After taking cannabis for seven months, Coltyn had a colonoscopy. It showed no active Crohn’s disease, no ulcers, and no inflammation. And all biopsies and blood work came back healthy. Three years later, this is still the case.
Coltyn rates his pain levels at a 1 compared to his pre-cannabis days, when it remained at a constant 6 or 7. He’s gained weight and is active.
Due to the success, his family permanently moved to Colorado six months after Coltyn and his dad ventured there.
It’s not about getting high
To figure out the amount that helps him — but doesn’t make him high — Coltyn says he took the smallest amount he could. He raised it slowly up to just before the point that it would.
“A lot of people think there are only psychological effects to cannabis and it’s all about intoxication,” says Coltyn. “That can absolutely be the case sometimes. THC is intoxicating and enough can get you high. But that isn’t ever my intention.”
“I’m always below that point and I never get high.
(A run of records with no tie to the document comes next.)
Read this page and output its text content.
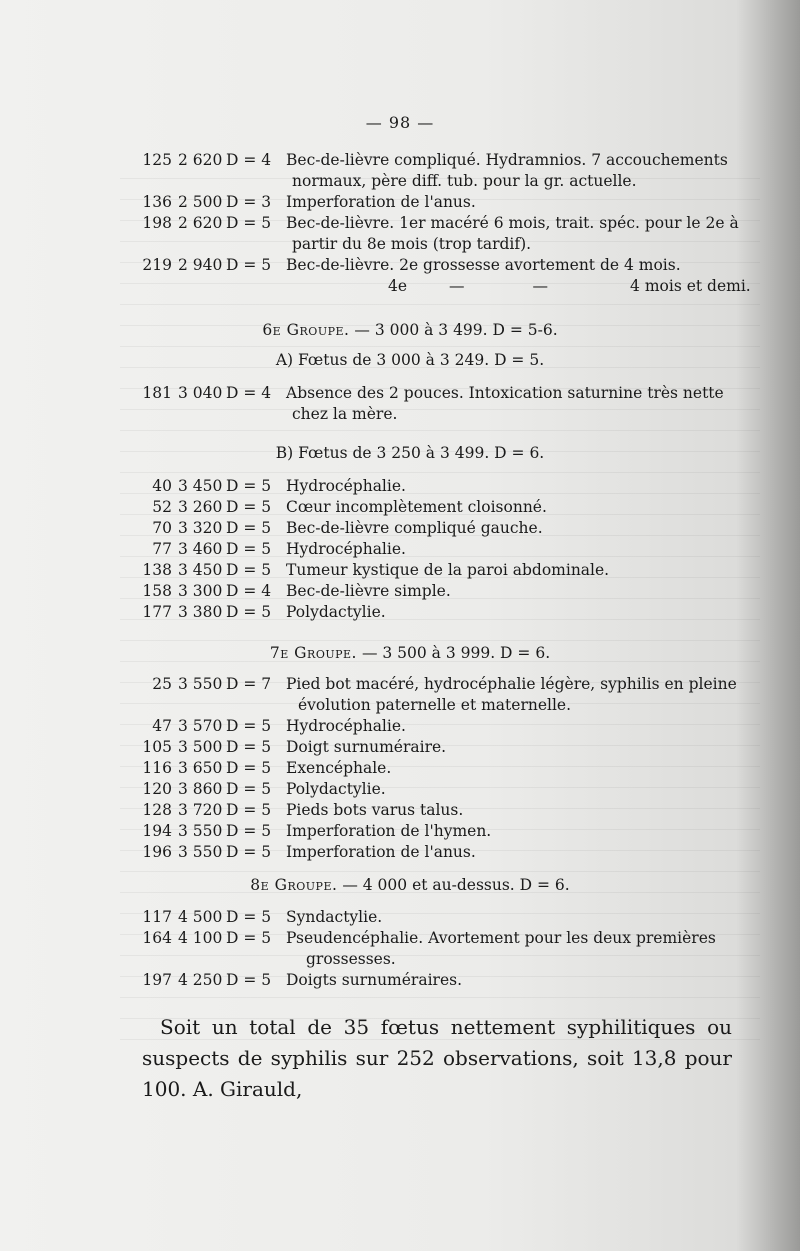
— 98 —
125 2 620 D = 4 Bec-de-lièvre compliqué. Hydramnios. 7 accouchements
normaux, père diff. tub. pour la gr. actuelle.
136 2 500 D = 3 Imperforation de l'anus.
198 2 620 D = 5 Bec-de-lièvre. 1er macéré 6 mois, trait. spéc. pour le 2e à
partir du 8e mois (trop tardif).
219 2 940 D = 5 Bec-de-lièvre. 2e grossesse avortement de 4 mois.
4e	—	—	4 mois et demi.
6e Groupe. — 3 000 à 3 499. D = 5-6.
A) Fœtus de 3 000 à 3 249. D = 5.
181 3 040 D = 4 Absence des 2 pouces. Intoxication saturnine très nette
chez la mère.
B) Fœtus de 3 250 à 3 499. D = 6.
40 3 450 D = 5 Hydrocéphalie.
52 3 260 D = 5 Cœur incomplètement cloisonné.
70 3 320 D = 5 Bec-de-lièvre compliqué gauche.
77 3 460 D = 5 Hydrocéphalie.
138 3 450 D = 5 Tumeur kystique de la paroi abdominale.
158 3 300 D = 4 Bec-de-lièvre simple.
177 3 380 D = 5 Polydactylie.
7e Groupe. — 3 500 à 3 999. D = 6.
25 3 550 D = 7 Pied bot macéré, hydrocéphalie légère, syphilis en pleine
évolution paternelle et maternelle.
47 3 570 D = 5 Hydrocéphalie.
105 3 500 D = 5 Doigt surnuméraire.
116 3 650 D = 5 Exencéphale.
120 3 860 D = 5 Polydactylie.
128 3 720 D = 5 Pieds bots varus talus.
194 3 550 D = 5 Imperforation de l'hymen.
196 3 550 D = 5 Imperforation de l'anus.
8e Groupe. — 4 000 et au-dessus. D = 6.
117 4 500 D = 5 Syndactylie.
164 4 100 D = 5 Pseudencéphalie. Avortement pour les deux premières
grossesses.
197 4 250 D = 5 Doigts surnuméraires.
Soit un total de 35 fœtus nettement syphilitiques ou suspects de syphilis sur 252 observations, soit 13,8 pour 100. A. Girauld,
I may technically be under the influence, but never intoxicated.”
“Taking cannabis is the most relaxing and Zen treatment he has ever done,” says Wendy, who notes that the pharmaceuticals her son took in the past — including morphine, Dilaudid, OxyContin, and Tylenol 3 — were harsher on his body. “Because we’ve seen him on so many pharmaceuticals, and we researched the fact that cannabis wasn’t going to kill his liver or kidneys, or give him all these horrible side effects he had experienced, we weren’t afraid.”
Access for others
Early on, Coltyn’s parents were told by GI doctors that they’d report them to Child Protective Services if they continued cannabis use.
“After my colonoscopy showed how healthy I was, and the fact that I’ve stayed so for so long, that certainly changed,” says Coltyn.
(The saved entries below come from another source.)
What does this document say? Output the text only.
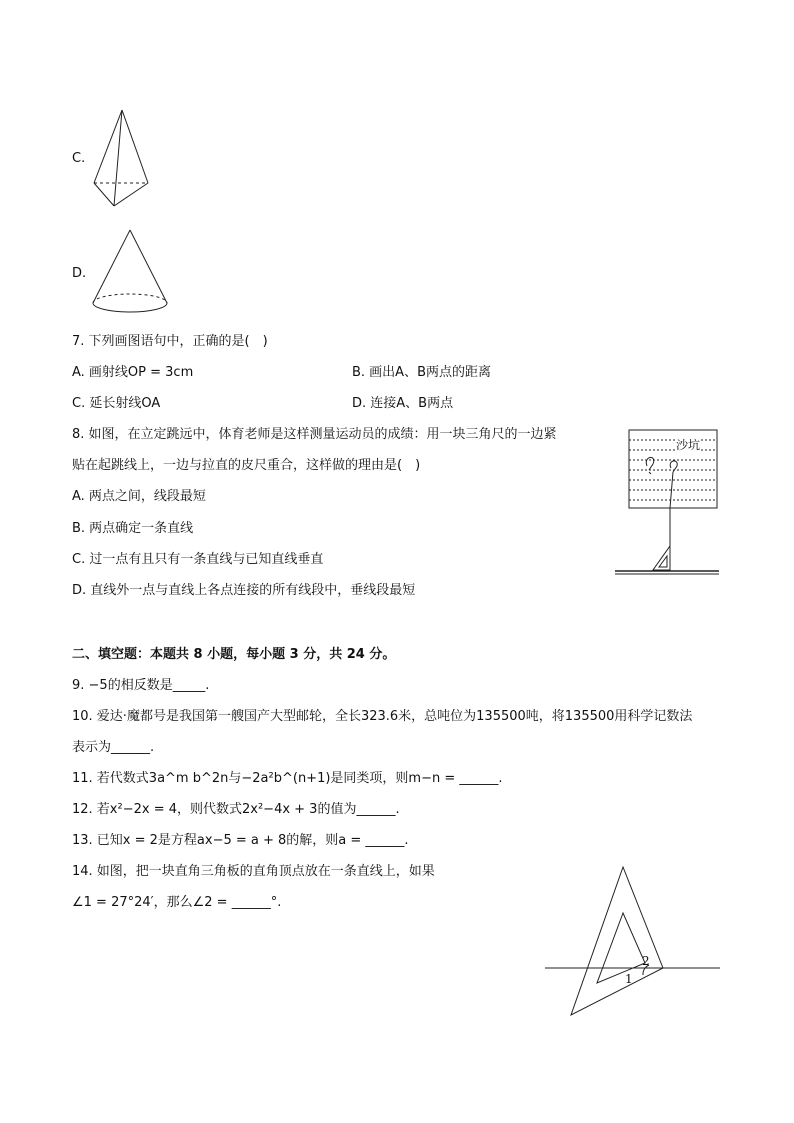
C.
D.
7. 下列画图语句中，正确的是(　)
A. 画射线OP = 3cm	B. 画出A、B两点的距离
C. 延长射线OA	D. 连接A、B两点
8. 如图，在立定跳远中，体育老师是这样测量运动员的成绩：用一块三角尺的一边紧
贴在起跳线上，一边与拉直的皮尺重合，这样做的理由是(　)
A. 两点之间，线段最短
B. 两点确定一条直线
C. 过一点有且只有一条直线与已知直线垂直
D. 直线外一点与直线上各点连接的所有线段中，垂线段最短
沙坑
二、填空题：本题共 8 小题，每小题 3 分，共 24 分。
9. −5的相反数是_____.
10. 爱达·魔都号是我国第一艘国产大型邮轮，全长323.6米，总吨位为135500吨，将135500用科学记数法
表示为______.
11. 若代数式3a^m b^2n与−2a²b^(n+1)是同类项，则m−n = ______.
12. 若x²−2x = 4，则代数式2x²−4x + 3的值为______.
13. 已知x = 2是方程ax−5 = a + 8的解，则a = ______.
14. 如图，把一块直角三角板的直角顶点放在一条直线上，如果
∠1 = 27°24′，那么∠2 = ______°.
1
2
After seeing Coltyn’s success with cannabis, he says his GI doctor accepts that it may be working. In fact, when other patients ask her about cannabis, she refers them to Wendy.
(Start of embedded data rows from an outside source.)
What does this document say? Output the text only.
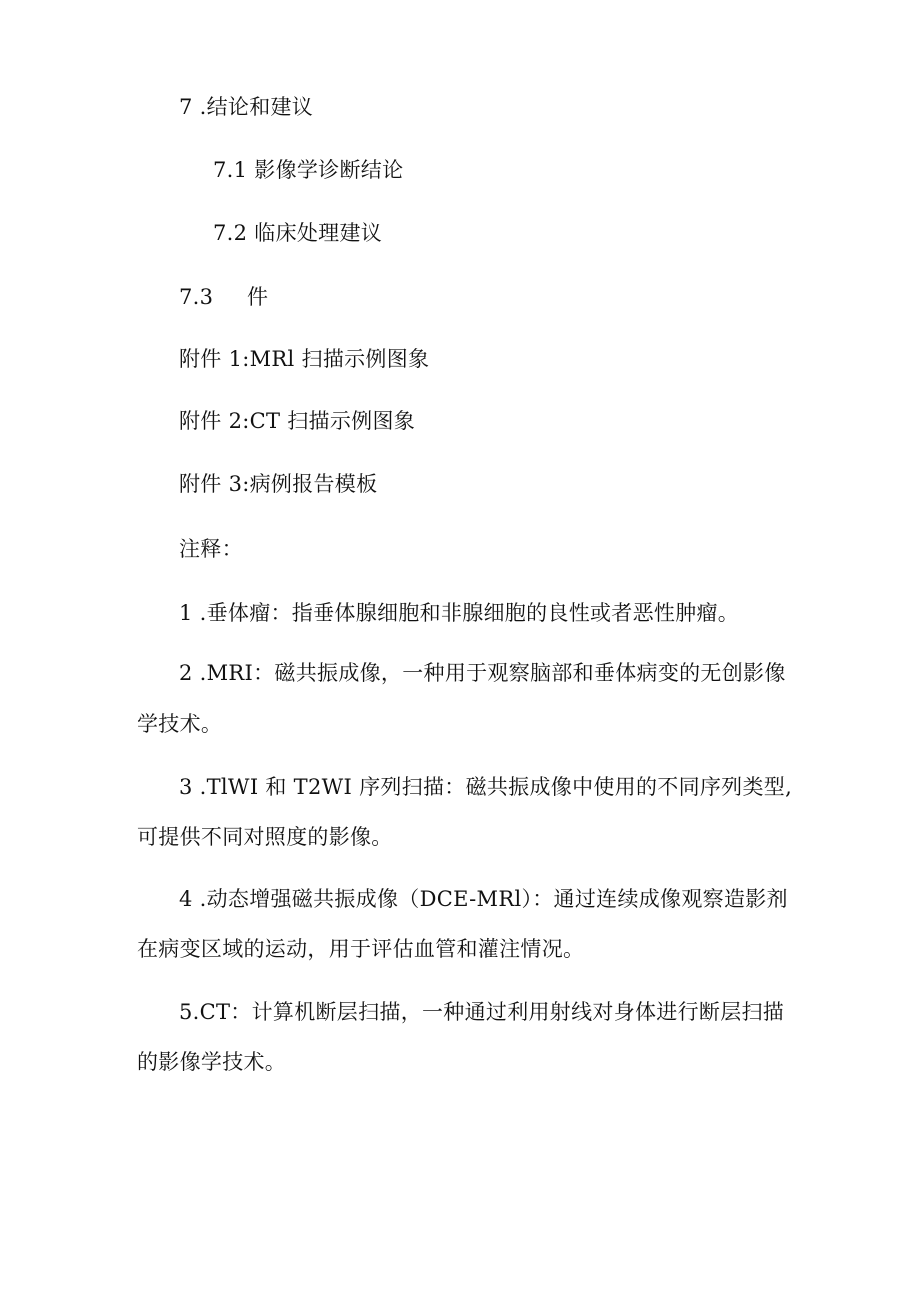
7 .结论和建议

7.1 影像学诊断结论

7.2 临床处理建议

7.3 件

附件 1:MRl 扫描示例图象

附件 2:CT 扫描示例图象

附件 3:病例报告模板

注释：

1 .垂体瘤：指垂体腺细胞和非腺细胞的良性或者恶性肿瘤。

2 .MRI：磁共振成像，一种用于观察脑部和垂体病变的无创影像

学技术。

3 .TlWI 和 T2WI 序列扫描：磁共振成像中使用的不同序列类型,

可提供不同对照度的影像。

4 .动态增强磁共振成像（DCE-MRl）：通过连续成像观察造影剂

在病变区域的运动，用于评估血管和灌注情况。

5.CT：计算机断层扫描，一种通过利用射线对身体进行断层扫描

的影像学技术。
Still, when Coltyn sees his GI doctor, he’ll show her what dosages he’s taking. “But she can’t even hold the bottle,” says Wendy. “She can get into a lot of trouble for that. And that needs to stop. GI doctors, epilepsy, and cancer doctors need access to the ability to understand and research this and prescribe it without fear of retribution or losing their license.”
Coltyn and his family take this to heart. They teamed up with and to speak to legislators in Washington, D.C. They’ve testified for numerous bills in Illinois and Colorado, and have helped with legalization efforts across the United States, including in Arkansas, Missouri, Nevada, Oklahoma, and South Dakota, Nevada.
“We want people to know this is not about getting high,” says Wendy. “This is a medicine and people in illegal states are dying. Health shouldn’t matter what zip code you’re in. It’s not fair for kids like Coltyn who had to pick up from their town and move.”
Coltyn advocates on an individual basis, too, with his initiative .
“I’ve talked to people around the world about cannabis, and have been to countless camps for kids with Crohn’s disease who don’t even know what the word ‘remission’ is,” says Coltyn. “It feels amazing to explain what cannabis is, how it can help and change their lives.”